| > Is this just a cost efficiency thing? It's not entirely, but even that would be a justifiable reason. Tail behavior of all sorts matters a lot, sophisticated congestion control and load-balancing matters a lot. ML training is all about massive collectives: a single tail latency event in a NCCL collective means all GPUs in that group are idling until the last GPU makes it. > It only takes like 1 core to terminate 200 Gb/s of reliable bytestream using a software protocol with no hardware offload over regular old 1500-byte MTU ethernet. The conventional TCP/IP stack is a lot more than just 20GB/s of memcpy's with 200 GbE: there's a DMA into kernel buffers and then a copy into user memory, there's syscalls and interrupts and back and forth, there's segmentation and checksums and reassembly and retransmits, and overall a lot more work. RDMA eliminates all that. > all you need is a parallel hardware crypto accelerator
> all you need is a hardware copy/DMA engine And when you add these and all the other requirements you get a modern RDMA network :).

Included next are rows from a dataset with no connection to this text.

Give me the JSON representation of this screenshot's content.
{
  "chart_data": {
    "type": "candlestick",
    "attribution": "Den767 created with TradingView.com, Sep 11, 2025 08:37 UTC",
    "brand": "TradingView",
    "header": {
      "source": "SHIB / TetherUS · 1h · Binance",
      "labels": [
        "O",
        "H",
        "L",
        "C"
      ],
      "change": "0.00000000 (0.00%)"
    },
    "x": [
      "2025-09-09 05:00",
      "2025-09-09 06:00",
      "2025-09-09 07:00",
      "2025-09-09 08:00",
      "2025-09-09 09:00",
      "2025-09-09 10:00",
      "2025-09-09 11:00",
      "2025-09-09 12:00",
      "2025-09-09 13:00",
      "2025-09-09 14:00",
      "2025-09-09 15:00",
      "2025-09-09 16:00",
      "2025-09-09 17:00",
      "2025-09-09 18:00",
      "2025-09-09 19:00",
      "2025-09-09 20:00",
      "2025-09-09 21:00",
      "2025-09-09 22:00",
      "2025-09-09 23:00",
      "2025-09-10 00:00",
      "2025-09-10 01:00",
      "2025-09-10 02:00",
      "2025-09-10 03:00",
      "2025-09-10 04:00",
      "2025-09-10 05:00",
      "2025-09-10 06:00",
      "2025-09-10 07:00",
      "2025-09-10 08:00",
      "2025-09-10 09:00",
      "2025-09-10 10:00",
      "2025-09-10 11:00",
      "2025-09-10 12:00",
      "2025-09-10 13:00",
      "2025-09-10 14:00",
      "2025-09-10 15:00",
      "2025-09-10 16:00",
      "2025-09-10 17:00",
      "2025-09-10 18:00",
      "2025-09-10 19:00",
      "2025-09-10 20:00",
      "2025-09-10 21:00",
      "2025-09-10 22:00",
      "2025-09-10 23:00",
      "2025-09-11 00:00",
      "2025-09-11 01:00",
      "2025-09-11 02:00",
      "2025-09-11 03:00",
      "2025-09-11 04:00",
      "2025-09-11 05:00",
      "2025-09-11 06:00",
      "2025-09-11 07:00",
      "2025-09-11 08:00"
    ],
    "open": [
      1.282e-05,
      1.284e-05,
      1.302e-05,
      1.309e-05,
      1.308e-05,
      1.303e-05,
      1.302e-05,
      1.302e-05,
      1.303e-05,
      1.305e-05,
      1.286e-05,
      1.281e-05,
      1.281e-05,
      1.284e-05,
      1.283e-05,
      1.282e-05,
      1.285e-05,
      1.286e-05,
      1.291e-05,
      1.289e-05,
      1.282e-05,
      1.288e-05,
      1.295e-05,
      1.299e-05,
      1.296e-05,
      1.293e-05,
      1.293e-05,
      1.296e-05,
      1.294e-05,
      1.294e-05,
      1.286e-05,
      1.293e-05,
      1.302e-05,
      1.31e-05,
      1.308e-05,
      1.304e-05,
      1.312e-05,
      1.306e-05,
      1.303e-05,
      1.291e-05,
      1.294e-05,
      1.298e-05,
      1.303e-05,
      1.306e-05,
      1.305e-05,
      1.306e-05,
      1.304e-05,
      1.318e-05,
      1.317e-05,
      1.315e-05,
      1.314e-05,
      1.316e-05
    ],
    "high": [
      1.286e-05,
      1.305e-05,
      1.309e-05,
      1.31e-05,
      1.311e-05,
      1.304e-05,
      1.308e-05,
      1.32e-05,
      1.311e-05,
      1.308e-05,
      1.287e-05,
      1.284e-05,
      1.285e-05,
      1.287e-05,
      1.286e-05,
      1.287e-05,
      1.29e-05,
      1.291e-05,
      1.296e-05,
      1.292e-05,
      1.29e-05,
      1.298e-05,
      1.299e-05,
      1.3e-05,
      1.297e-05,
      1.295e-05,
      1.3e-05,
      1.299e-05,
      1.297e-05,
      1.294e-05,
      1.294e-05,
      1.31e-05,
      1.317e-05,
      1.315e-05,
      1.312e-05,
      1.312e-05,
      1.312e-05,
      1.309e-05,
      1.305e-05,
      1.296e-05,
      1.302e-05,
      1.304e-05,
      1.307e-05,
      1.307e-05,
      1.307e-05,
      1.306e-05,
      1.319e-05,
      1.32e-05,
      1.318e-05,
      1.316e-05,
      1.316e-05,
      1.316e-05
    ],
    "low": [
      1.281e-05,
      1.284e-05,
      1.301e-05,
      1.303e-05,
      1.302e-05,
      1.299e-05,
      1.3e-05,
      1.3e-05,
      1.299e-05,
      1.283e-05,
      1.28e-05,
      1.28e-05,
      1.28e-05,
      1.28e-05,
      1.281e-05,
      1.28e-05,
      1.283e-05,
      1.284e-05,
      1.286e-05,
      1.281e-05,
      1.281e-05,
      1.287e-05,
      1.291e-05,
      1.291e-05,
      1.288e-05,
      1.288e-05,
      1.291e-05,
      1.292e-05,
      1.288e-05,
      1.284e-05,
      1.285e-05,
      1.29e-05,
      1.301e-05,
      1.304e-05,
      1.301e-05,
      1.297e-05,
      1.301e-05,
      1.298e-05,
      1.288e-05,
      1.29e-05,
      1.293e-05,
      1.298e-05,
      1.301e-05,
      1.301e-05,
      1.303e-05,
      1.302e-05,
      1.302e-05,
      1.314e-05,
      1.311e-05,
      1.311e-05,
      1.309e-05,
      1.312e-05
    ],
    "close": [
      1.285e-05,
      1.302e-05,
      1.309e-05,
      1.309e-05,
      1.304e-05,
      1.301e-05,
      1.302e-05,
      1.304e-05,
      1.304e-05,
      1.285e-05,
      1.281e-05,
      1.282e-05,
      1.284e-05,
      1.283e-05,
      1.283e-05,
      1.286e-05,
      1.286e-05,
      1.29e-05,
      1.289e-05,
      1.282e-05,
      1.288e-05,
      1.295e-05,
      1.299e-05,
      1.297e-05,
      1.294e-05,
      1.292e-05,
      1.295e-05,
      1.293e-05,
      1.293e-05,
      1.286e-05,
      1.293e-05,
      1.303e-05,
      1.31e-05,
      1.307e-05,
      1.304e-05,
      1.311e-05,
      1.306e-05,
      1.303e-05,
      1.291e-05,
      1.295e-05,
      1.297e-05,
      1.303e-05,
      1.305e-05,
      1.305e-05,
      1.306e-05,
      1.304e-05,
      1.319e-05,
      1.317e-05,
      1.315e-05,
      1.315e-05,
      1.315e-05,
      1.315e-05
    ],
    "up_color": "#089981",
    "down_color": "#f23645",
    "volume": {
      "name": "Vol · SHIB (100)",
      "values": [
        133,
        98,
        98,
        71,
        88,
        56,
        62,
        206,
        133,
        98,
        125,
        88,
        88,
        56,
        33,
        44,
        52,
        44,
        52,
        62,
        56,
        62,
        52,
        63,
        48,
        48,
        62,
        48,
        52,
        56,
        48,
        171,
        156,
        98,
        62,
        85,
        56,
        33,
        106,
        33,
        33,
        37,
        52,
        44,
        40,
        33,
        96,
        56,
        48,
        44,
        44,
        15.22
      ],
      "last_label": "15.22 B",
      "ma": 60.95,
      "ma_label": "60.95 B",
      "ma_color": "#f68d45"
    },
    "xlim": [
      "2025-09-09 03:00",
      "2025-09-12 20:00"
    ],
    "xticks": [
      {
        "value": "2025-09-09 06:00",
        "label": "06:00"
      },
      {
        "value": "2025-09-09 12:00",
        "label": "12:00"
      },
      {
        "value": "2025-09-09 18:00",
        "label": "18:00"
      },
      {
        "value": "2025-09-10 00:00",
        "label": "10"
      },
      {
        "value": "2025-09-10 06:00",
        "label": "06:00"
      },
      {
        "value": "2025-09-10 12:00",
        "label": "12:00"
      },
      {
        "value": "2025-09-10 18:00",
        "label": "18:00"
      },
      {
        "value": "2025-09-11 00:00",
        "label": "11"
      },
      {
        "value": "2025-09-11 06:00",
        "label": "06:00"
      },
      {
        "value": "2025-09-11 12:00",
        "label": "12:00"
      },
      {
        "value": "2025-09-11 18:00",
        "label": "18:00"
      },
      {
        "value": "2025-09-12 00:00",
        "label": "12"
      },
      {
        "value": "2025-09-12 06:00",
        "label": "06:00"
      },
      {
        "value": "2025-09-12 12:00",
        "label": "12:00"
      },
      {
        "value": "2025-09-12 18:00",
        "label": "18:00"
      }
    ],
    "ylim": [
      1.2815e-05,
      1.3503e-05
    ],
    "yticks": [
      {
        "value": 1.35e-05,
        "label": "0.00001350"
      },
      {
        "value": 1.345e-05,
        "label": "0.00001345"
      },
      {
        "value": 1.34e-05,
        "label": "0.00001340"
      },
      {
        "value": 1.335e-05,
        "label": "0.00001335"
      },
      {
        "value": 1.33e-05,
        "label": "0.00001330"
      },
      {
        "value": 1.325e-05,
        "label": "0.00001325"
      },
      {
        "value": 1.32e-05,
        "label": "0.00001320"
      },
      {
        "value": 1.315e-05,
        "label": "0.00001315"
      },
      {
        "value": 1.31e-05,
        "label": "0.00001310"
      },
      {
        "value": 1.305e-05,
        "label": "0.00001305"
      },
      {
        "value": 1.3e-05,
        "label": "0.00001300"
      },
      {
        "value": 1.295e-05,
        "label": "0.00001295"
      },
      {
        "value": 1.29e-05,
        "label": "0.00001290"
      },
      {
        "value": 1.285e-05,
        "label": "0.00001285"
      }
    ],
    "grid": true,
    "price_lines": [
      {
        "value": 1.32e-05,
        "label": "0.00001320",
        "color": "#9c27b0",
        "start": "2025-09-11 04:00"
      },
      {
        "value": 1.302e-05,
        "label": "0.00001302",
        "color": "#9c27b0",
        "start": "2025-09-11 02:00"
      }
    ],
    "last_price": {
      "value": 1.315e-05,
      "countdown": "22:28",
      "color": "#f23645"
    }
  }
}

The network is what kicks in when Moore's law recedes. Jensen Huang wants you to pretend that your 10,000 GPUs are one massive GPU: that only works if you have Nvlink/Infiniband or something in that league, and even then barely. And GOOG/MSFT/AMZN are too big and the datacenter fabric is too precious to be outsourced. |
Hardware crypto acceleration and a hardware memory copy engine do not constitute a RDMA engine. The API I am describing is the receiver programming into a device a (address, length) chunk of data to decrypt and a (src, dst, length) chunk of data to move, respectively. That is a far cry from a whole hardware network protocol.